De nombreuses pêcheries tiennent aujourd’hui compte de ces conséquences désastreuses sur leur activité. Parallèlement, un nombre de plus en plus important de pays resserrent la vis autour des politiques de protection des écosystèmes et de la réduction des ALDFG.

Une baisse généralisée de la pollution ?

L’étude table finalement sur une baisse globale des ALDFG par rapport à une méta-analyse publiée en 2019 et menée sur la littérature scientifique entre les années 1975 et 2017. Les chercheurs expliquent cette différence par la vente de matériels de pêche plus performants et plus durables, et par des politiques plus strictes sur leur utilisation.

Mais une politique plus stricte implique aussi une plus grande crainte des pêcheurs quant à de potentielles sanctions. L’article émet l’hypothèse que les pêcheurs aient eux-mêmes minimisé les pertes par peur de jugements sur leur activité.

Le travail réalisé ici par les scientifiques est une première étape importante de quantification de l’ampleur des pollutions de la pêche, et offre par la même occasion aux autorités publiques et aux associations de protection de la vie marine des outils utiles à la sensibilisation et de création de politiques publiques en faveur d’une réduction des ALDFG.
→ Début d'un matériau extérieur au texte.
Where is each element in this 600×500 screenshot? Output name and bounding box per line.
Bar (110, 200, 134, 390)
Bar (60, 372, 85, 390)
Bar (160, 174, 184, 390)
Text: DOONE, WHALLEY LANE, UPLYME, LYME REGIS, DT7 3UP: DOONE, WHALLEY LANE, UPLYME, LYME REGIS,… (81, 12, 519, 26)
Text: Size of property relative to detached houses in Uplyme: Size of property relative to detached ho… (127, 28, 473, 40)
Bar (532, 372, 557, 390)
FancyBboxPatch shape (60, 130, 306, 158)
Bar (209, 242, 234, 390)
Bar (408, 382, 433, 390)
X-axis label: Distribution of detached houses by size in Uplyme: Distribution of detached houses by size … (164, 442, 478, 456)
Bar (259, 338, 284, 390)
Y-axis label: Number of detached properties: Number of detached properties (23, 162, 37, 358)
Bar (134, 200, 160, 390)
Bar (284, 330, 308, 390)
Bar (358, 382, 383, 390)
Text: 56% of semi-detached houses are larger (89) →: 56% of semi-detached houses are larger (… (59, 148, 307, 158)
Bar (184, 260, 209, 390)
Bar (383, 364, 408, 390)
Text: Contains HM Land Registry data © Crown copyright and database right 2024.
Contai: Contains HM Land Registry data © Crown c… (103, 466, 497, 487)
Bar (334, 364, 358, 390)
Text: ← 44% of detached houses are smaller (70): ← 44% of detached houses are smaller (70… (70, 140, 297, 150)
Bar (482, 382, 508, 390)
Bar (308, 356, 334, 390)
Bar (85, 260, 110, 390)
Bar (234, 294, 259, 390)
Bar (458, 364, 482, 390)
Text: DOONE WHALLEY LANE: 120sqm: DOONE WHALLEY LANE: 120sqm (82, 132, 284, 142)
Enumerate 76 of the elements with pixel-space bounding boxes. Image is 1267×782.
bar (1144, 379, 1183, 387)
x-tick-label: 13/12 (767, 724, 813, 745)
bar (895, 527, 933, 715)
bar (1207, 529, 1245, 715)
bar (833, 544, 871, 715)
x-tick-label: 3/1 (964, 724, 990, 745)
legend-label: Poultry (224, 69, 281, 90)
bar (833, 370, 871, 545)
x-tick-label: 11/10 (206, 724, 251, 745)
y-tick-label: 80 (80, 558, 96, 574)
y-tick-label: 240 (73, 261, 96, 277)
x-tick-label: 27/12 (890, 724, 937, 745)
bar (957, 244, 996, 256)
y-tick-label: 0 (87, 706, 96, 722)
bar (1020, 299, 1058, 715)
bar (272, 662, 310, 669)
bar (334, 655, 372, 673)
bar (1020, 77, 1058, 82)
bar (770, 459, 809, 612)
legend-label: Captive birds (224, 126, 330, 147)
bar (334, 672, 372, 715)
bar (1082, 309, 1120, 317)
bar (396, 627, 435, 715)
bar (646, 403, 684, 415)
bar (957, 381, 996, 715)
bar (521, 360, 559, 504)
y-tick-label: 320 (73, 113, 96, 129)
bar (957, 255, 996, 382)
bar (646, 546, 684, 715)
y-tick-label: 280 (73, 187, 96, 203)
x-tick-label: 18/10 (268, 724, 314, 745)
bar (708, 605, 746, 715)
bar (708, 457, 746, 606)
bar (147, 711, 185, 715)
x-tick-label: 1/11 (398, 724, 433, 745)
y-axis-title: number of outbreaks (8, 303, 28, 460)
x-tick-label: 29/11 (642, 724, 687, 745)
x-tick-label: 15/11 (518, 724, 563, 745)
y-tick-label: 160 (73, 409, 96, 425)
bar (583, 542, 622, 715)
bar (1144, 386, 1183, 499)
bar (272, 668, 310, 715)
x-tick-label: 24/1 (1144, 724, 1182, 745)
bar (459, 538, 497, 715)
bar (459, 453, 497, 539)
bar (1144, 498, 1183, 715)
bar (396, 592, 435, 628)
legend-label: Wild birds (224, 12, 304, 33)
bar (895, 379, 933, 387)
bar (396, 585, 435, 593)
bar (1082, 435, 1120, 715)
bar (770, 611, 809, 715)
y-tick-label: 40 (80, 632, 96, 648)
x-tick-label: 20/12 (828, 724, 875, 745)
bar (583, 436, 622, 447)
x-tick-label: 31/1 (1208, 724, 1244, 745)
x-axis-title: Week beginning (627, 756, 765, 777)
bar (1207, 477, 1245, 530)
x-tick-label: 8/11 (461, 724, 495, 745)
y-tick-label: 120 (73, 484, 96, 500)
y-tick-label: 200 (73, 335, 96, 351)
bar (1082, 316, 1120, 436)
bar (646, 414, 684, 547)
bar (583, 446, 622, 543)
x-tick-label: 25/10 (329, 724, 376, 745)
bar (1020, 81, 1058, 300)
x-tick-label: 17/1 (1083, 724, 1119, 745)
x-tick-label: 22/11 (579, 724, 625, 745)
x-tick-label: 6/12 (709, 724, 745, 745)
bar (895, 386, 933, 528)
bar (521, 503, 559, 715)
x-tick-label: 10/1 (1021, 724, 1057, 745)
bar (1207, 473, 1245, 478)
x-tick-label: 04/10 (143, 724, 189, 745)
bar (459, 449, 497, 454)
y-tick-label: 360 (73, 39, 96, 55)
Les données récoltées lors de l’étude ne concernent cependant que les pertes issues de la pêche commerciale. Dans le monde, ils seraient près de 220 millions d’individus à pêcher pour le plaisir, soit 5 fois plus que les pêcheurs professionnels. Mais pour le moment, les pollutions venant de la pêche récréative restent un sujet encore trop peu étudié.